Microsoft Edge e Safari sono i browser meno sicuri

All'evento annuale Pwn2Own, nel corso del quale i partecipanti sono invitati a “bucare” software e sistemi operativi particolarmente diffusi, è emerso un verdetto inequivocabile: Microsoft Edge è risultato il browser meno sicuro.

Il browser di casa Microsoft è stato bucato 5 volte in 3 giorni. Gli hack sono stati condotti, per la maggior parte, sfruttando il motore Chakra JavaScript.

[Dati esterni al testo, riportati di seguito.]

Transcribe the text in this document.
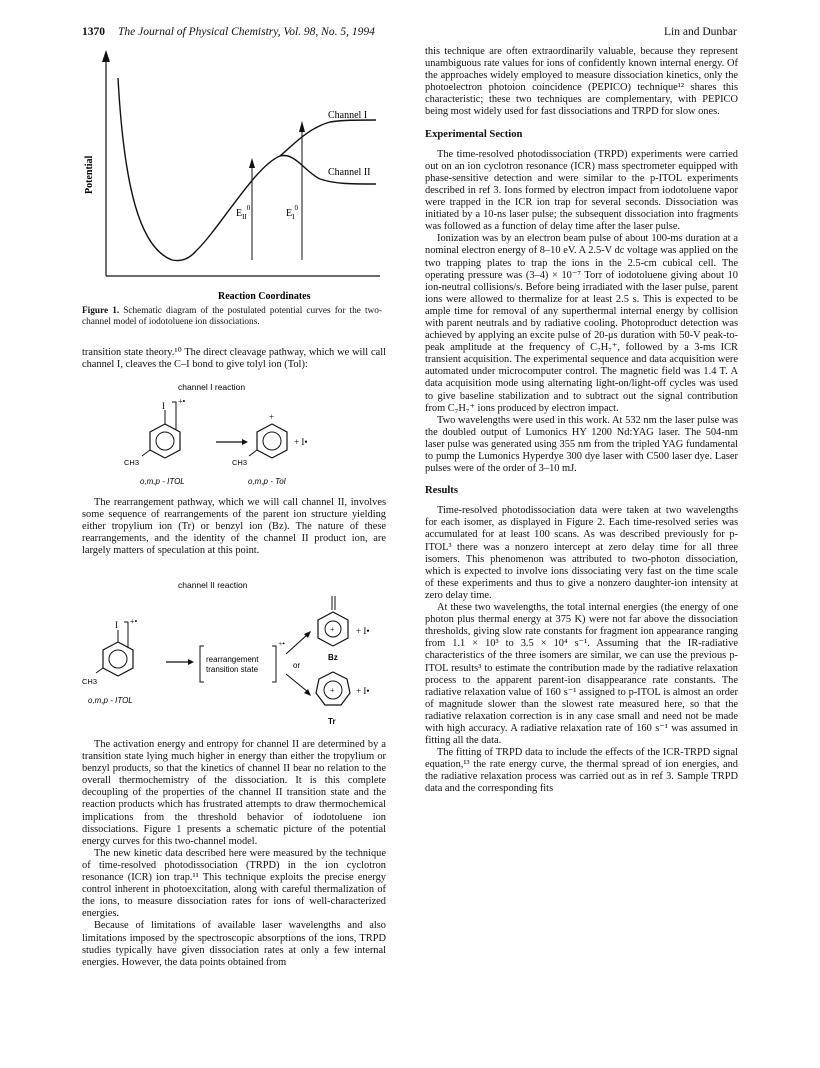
1370 The Journal of Physical Chemistry, Vol. 98, No. 5, 1994	Lin and Dunbar
Potential
Channel I
Channel II
$E_{II}^0$	$E_I^0$
Reaction Coordinates
Figure 1. Schematic diagram of the postulated potential curves for the two-channel model of iodotoluene ion dissociations.

transition state theory.¹⁰ The direct cleavage pathway, which we will call channel I, cleaves the C–I bond to give tolyl ion (Tol):

channel I reaction
I +•
CH3
o,m,p - ITOL
+
CH3
+ I•
o,m,p - Tol

The rearrangement pathway, which we will call channel II, involves some sequence of rearrangements of the parent ion structure yielding either tropylium ion (Tr) or benzyl ion (Bz). The nature of these rearrangements, and the identity of the channel II product ion, are largely matters of speculation at this point.

channel II reaction
I +•
CH3
o,m,p - ITOL
rearrangement
transition state
+•
or
+ + I•
Bz
+ + I•
Tr

The activation energy and entropy for channel II are determined by a transition state lying much higher in energy than either the tropylium or benzyl products, so that the kinetics of channel II bear no relation to the overall thermochemistry of the dissociation. It is this complete decoupling of the properties of the channel II transition state and the reaction products which has frustrated attempts to draw thermochemical implications from the threshold behavior of iodotoluene ion dissociations. Figure 1 presents a schematic picture of the potential energy curves for this two-channel model.

The new kinetic data described here were measured by the technique of time-resolved photodissociation (TRPD) in the ion cyclotron resonance (ICR) ion trap.¹¹ This technique exploits the precise energy control inherent in photoexcitation, along with careful thermalization of the ions, to measure dissociation rates for ions of well-characterized energies.

Because of limitations of available laser wavelengths and also limitations imposed by the spectroscopic absorptions of the ions, TRPD studies typically have given dissociation rates at only a few internal energies. However, the data points obtained from

this technique are often extraordinarily valuable, because they represent unambiguous rate values for ions of confidently known internal energy. Of the approaches widely employed to measure dissociation kinetics, only the photoelectron photoion coincidence (PEPICO) technique¹² shares this characteristic; these two techniques are complementary, with PEPICO being most widely used for fast dissociations and TRPD for slow ones.

Experimental Section

The time-resolved photodissociation (TRPD) experiments were carried out on an ion cyclotron resonance (ICR) mass spectrometer equipped with phase-sensitive detection and were similar to the p-ITOL experiments described in ref 3. Ions formed by electron impact from iodotoluene vapor were trapped in the ICR ion trap for several seconds. Dissociation was initiated by a 10-ns laser pulse; the subsequent dissociation into fragments was followed as a function of delay time after the laser pulse.

Ionization was by an electron beam pulse of about 100-ms duration at a nominal electron energy of 8–10 eV. A 2.5-V dc voltage was applied on the two trapping plates to trap the ions in the 2.5-cm cubical cell. The operating pressure was (3–4) × 10⁻⁷ Torr of iodotoluene giving about 10 ion-neutral collisions/s. Before being irradiated with the laser pulse, parent ions were allowed to thermalize for at least 2.5 s. This is expected to be ample time for removal of any superthermal internal energy by collision with parent neutrals and by radiative cooling. Photoproduct detection was achieved by applying an excite pulse of 20-μs duration with 50-V peak-to-peak amplitude at the frequency of C₇H₇⁺, followed by a 3-ms ICR transient acquisition. The experimental sequence and data acquisition were automated under microcomputer control. The magnetic field was 1.4 T. A data acquisition mode using alternating light-on/light-off cycles was used to give baseline stabilization and to subtract out the signal contribution from C₇H₇⁺ ions produced by electron impact.

Two wavelengths were used in this work. At 532 nm the laser pulse was the doubled output of Lumonics HY 1200 Nd:YAG laser. The 504-nm laser pulse was generated using 355 nm from the tripled YAG fundamental to pump the Lumonics Hyperdye 300 dye laser with C500 laser dye. Laser pulses were of the order of 3–10 mJ.

Results

Time-resolved photodissociation data were taken at two wavelengths for each isomer, as displayed in Figure 2. Each time-resolved series was accumulated for at least 100 scans. As was described previously for p-ITOL³ there was a nonzero intercept at zero delay time for all three isomers. This phenomenon was attributed to two-photon dissociation, which is expected to involve ions dissociating very fast on the time scale of these experiments and thus to give a nonzero daughter-ion intensity at zero delay time.

At these two wavelengths, the total internal energies (the energy of one photon plus thermal energy at 375 K) were not far above the dissociation thresholds, giving slow rate constants for fragment ion appearance ranging from 1.1 × 10³ to 3.5 × 10⁴ s⁻¹. Assuming that the IR-radiative characteristics of the three isomers are similar, we can use the previous p-ITOL results³ to estimate the contribution made by the radiative relaxation process to the apparent parent-ion disappearance rate constants. The radiative relaxation value of 160 s⁻¹ assigned to p-ITOL is almost an order of magnitude slower than the slowest rate measured here, so that the radiative relaxation correction is in any case small and need not be made with high accuracy. A radiative relaxation rate of 160 s⁻¹ was assumed in fitting all the data.

The fitting of TRPD data to include the effects of the ICR-TRPD signal equation,¹³ the rate energy curve, the thermal spread of ion energies, and the radiative relaxation process was carried out as in ref 3. Sample TRPD data and the corresponding fits
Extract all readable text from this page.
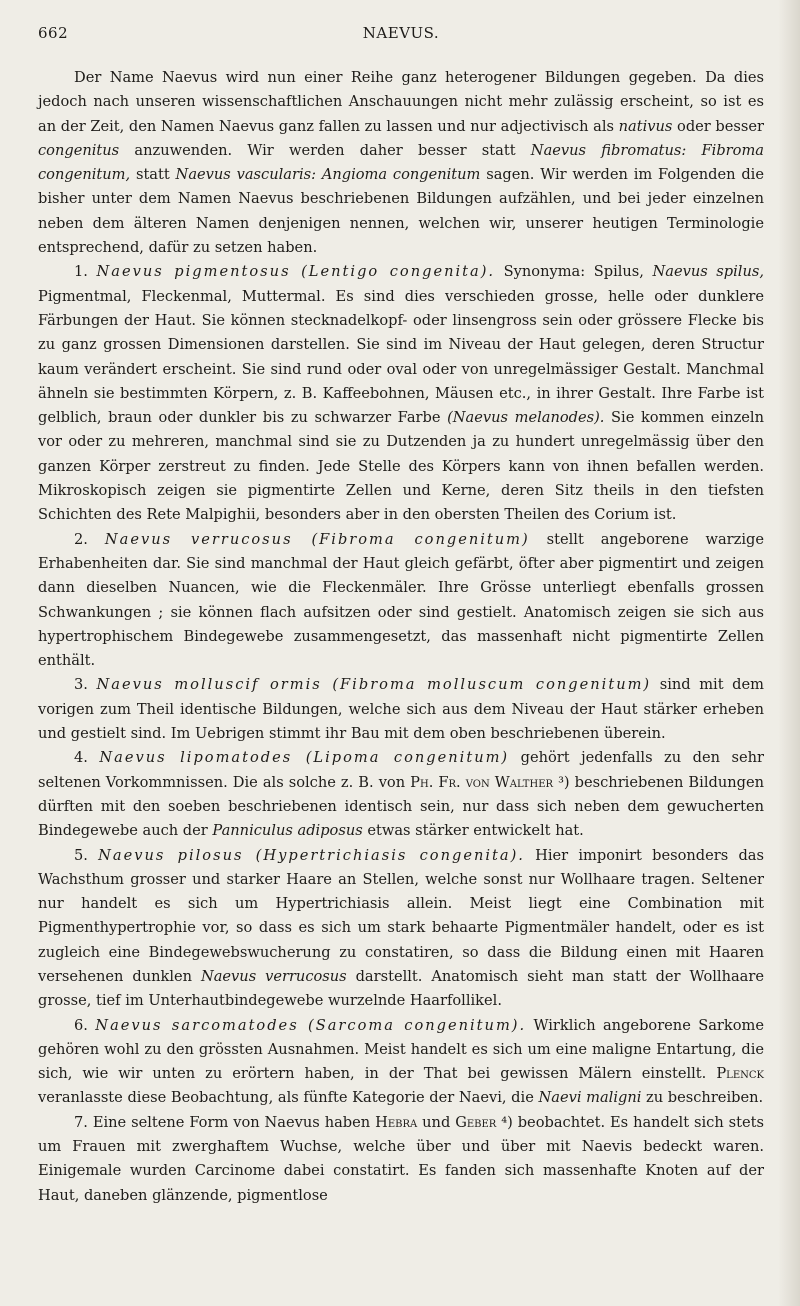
662	NAEVUS.

Der Name Naevus wird nun einer Reihe ganz heterogener Bildungen gegeben. Da dies jedoch nach unseren wissenschaftlichen Anschauungen nicht mehr zulässig erscheint, so ist es an der Zeit, den Namen Naevus ganz fallen zu lassen und nur adjectivisch als nativus oder besser congenitus anzuwenden. Wir werden daher besser statt Naevus fibromatus: Fibroma congenitum, statt Naevus vascularis: Angioma congenitum sagen. Wir werden im Folgenden die bisher unter dem Namen Naevus beschriebenen Bildungen aufzählen, und bei jeder einzelnen neben dem älteren Namen denjenigen nennen, welchen wir, unserer heutigen Terminologie entsprechend, dafür zu setzen haben.

1. Naevus pigmentosus (Lentigo congenita). Synonyma: Spilus, Naevus spilus, Pigmentmal, Fleckenmal, Muttermal. Es sind dies verschieden grosse, helle oder dunklere Färbungen der Haut. Sie können stecknadelkopf- oder linsengross sein oder grössere Flecke bis zu ganz grossen Dimensionen darstellen. Sie sind im Niveau der Haut gelegen, deren Structur kaum verändert erscheint. Sie sind rund oder oval oder von unregelmässiger Gestalt. Manchmal ähneln sie bestimmten Körpern, z. B. Kaffeebohnen, Mäusen etc., in ihrer Gestalt. Ihre Farbe ist gelblich, braun oder dunkler bis zu schwarzer Farbe (Naevus melanodes). Sie kommen einzeln vor oder zu mehreren, manchmal sind sie zu Dutzenden ja zu hundert unregelmässig über den ganzen Körper zerstreut zu finden. Jede Stelle des Körpers kann von ihnen befallen werden. Mikroskopisch zeigen sie pigmentirte Zellen und Kerne, deren Sitz theils in den tiefsten Schichten des Rete Malpighii, besonders aber in den obersten Theilen des Corium ist.

2. Naevus verrucosus (Fibroma congenitum) stellt angeborene warzige Erhabenheiten dar. Sie sind manchmal der Haut gleich gefärbt, öfter aber pigmentirt und zeigen dann dieselben Nuancen, wie die Fleckenmäler. Ihre Grösse unterliegt ebenfalls grossen Schwankungen ; sie können flach aufsitzen oder sind gestielt. Anatomisch zeigen sie sich aus hypertrophischem Bindegewebe zusammengesetzt, das massenhaft nicht pigmentirte Zellen enthält.

3. Naevus molluscif ormis (Fibroma molluscum congenitum) sind mit dem vorigen zum Theil identische Bildungen, welche sich aus dem Niveau der Haut stärker erheben und gestielt sind. Im Uebrigen stimmt ihr Bau mit dem oben beschriebenen überein.

4. Naevus lipomatodes (Lipoma congenitum) gehört jedenfalls zu den sehr seltenen Vorkommnissen. Die als solche z. B. von Ph. Fr. von Walther ³) beschriebenen Bildungen dürften mit den soeben beschriebenen identisch sein, nur dass sich neben dem gewucherten Bindegewebe auch der Panniculus adiposus etwas stärker entwickelt hat.

5. Naevus pilosus (Hypertrichiasis congenita). Hier imponirt besonders das Wachsthum grosser und starker Haare an Stellen, welche sonst nur Wollhaare tragen. Seltener nur handelt es sich um Hypertrichiasis allein. Meist liegt eine Combination mit Pigmenthypertrophie vor, so dass es sich um stark behaarte Pigmentmäler handelt, oder es ist zugleich eine Bindegewebswucherung zu constatiren, so dass die Bildung einen mit Haaren versehenen dunklen Naevus verrucosus darstellt. Anatomisch sieht man statt der Wollhaare grosse, tief im Unterhautbindegewebe wurzelnde Haarfollikel.

6. Naevus sarcomatodes (Sarcoma congenitum). Wirklich angeborene Sarkome gehören wohl zu den grössten Ausnahmen. Meist handelt es sich um eine maligne Entartung, die sich, wie wir unten zu erörtern haben, in der That bei gewissen Mälern einstellt. Plenck veranlasste diese Beobachtung, als fünfte Kategorie der Naevi, die Naevi maligni zu beschreiben.

7. Eine seltene Form von Naevus haben Hebra und Geber ⁴) beobachtet. Es handelt sich stets um Frauen mit zwerghaftem Wuchse, welche über und über mit Naevis bedeckt waren. Einigemale wurden Carcinome dabei constatirt. Es fanden sich massenhafte Knoten auf der Haut, daneben glänzende, pigmentlose
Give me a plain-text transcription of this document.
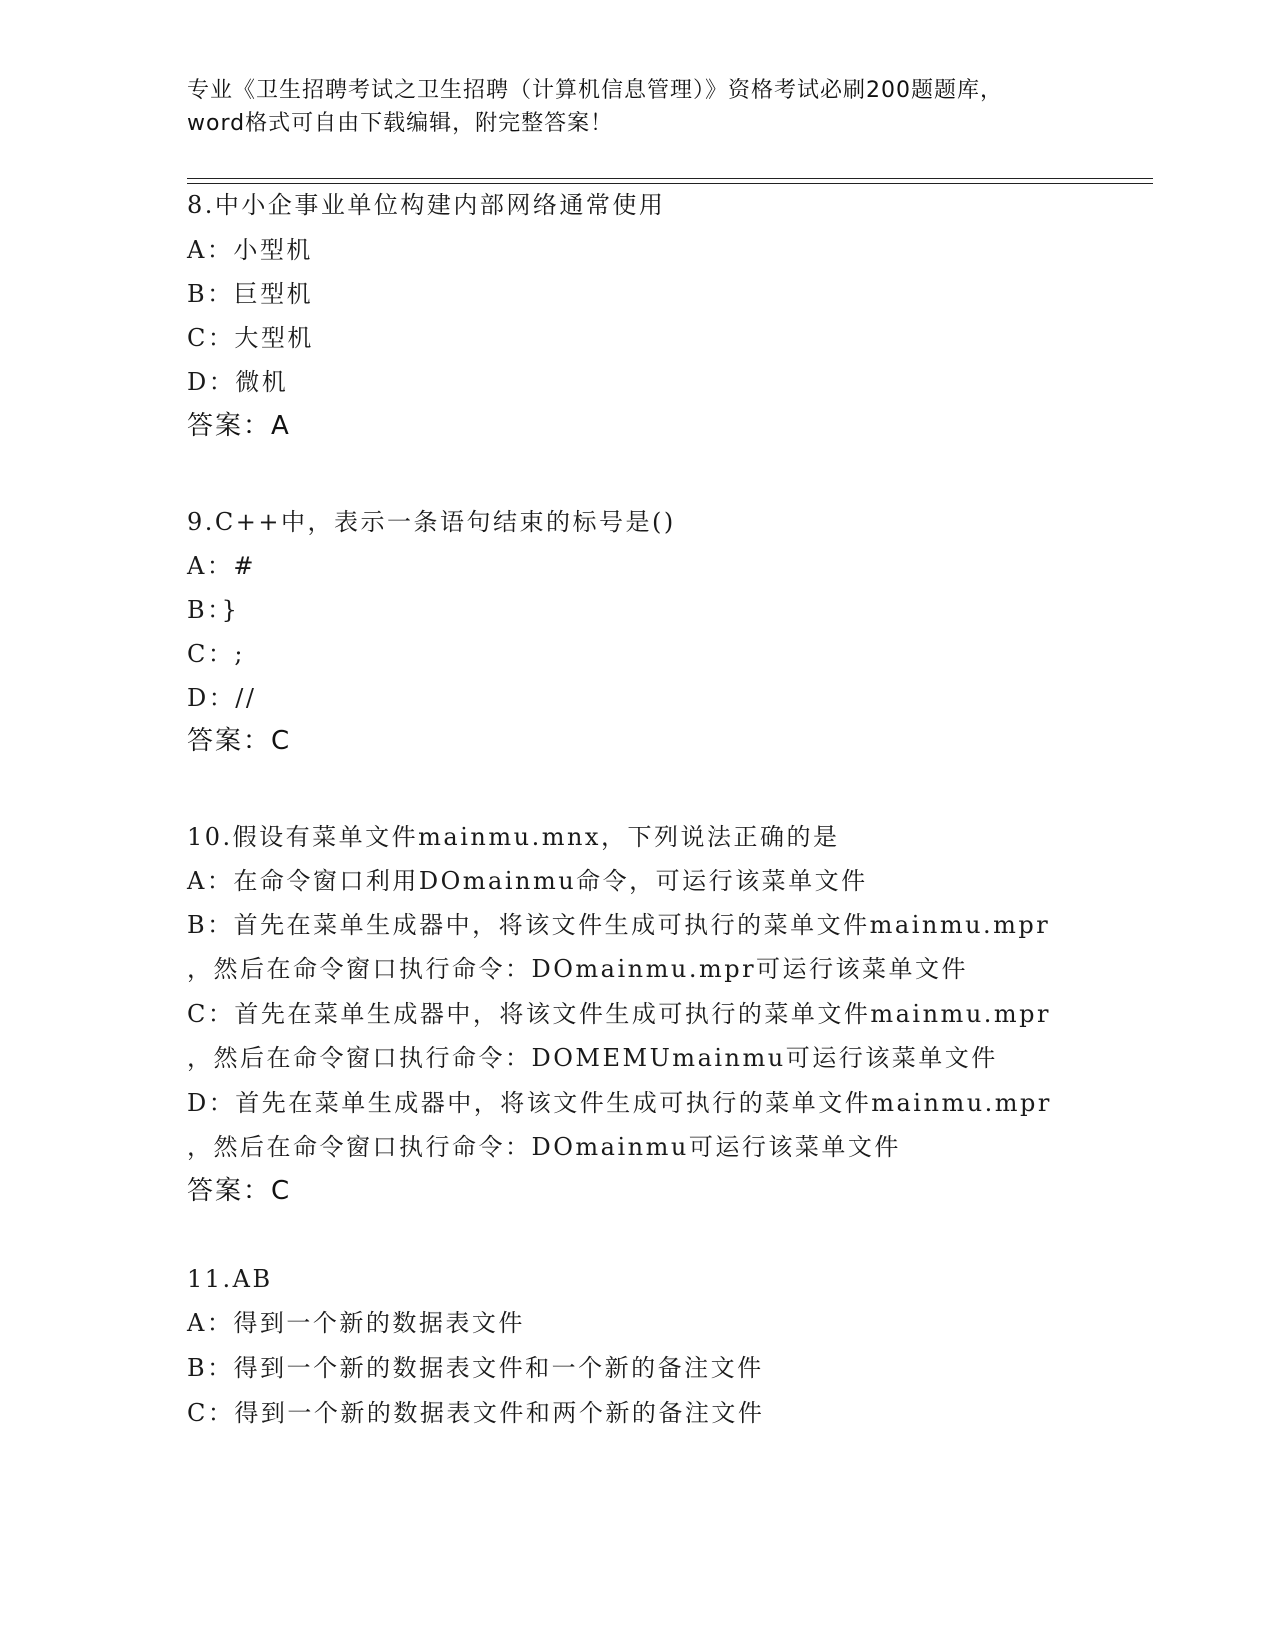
专业《卫生招聘考试之卫生招聘（计算机信息管理）》资格考试必刷200题题库，
word格式可自由下载编辑，附完整答案！
8.中小企事业单位构建内部网络通常使用
A：小型机
B：巨型机
C：大型机
D：微机
答案：A
9.C++中，表示一条语句结束的标号是()
A：#
B：}
C：;
D：//
答案：C
10.假设有菜单文件mainmu.mnx，下列说法正确的是
A：在命令窗口利用DOmainmu命令，可运行该菜单文件
B：首先在菜单生成器中，将该文件生成可执行的菜单文件mainmu.mpr
，然后在命令窗口执行命令：DOmainmu.mpr可运行该菜单文件
C：首先在菜单生成器中，将该文件生成可执行的菜单文件mainmu.mpr
，然后在命令窗口执行命令：DOMEMUmainmu可运行该菜单文件
D：首先在菜单生成器中，将该文件生成可执行的菜单文件mainmu.mpr
，然后在命令窗口执行命令：DOmainmu可运行该菜单文件
答案：C
11.AB
A：得到一个新的数据表文件
B：得到一个新的数据表文件和一个新的备注文件
C：得到一个新的数据表文件和两个新的备注文件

Il team di hacker 360 Security è riuscito ad aggiudicarsi un premio da 105.000 dollari per aver architettato un exploit davvero ingegnoso: sfruttando un bug nell’heap overflow, un buffer non inizializzato in una workstation VMWare e una type confusion nel kernel di Windows, sono riusciti ad accedere al sistema operativo da una macchina virtuale.

Safari non se l’è cavata molto meglio, avendo subito 3 hack completi ed uno parziale. Gli hacker hanno provato a violare anche Firefox, ma solo uno dei due tentativi è andato a segno. Il browser di Google, invece, è stato oggetto di un solo tentativo di exploit, ma non ha avuto successo nei limiti di tempo imposti dalla competizione.

Se da un lato il quadro emerso dal Pwn2Own 2017 non si può definire incoraggiante per Microsoft – soprattutto se si considera che, secondo il report  dello scorso febbraio di NetMarketShare, soltanto il 5.33% degli utenti utilizza il browser di Redmond – è anche vero che Edge è stato il browser più bersagliato.

A poche settimane dal rilascio del Creators Update, il prossimo aggiornamento per Windows 10, arriva l’ennesimo spunto di riflessione per Microsoft: Internet Explorer è in caduta libera in termini di quote di mercato ed è giunta l’ora per Edge di cambiare marcia.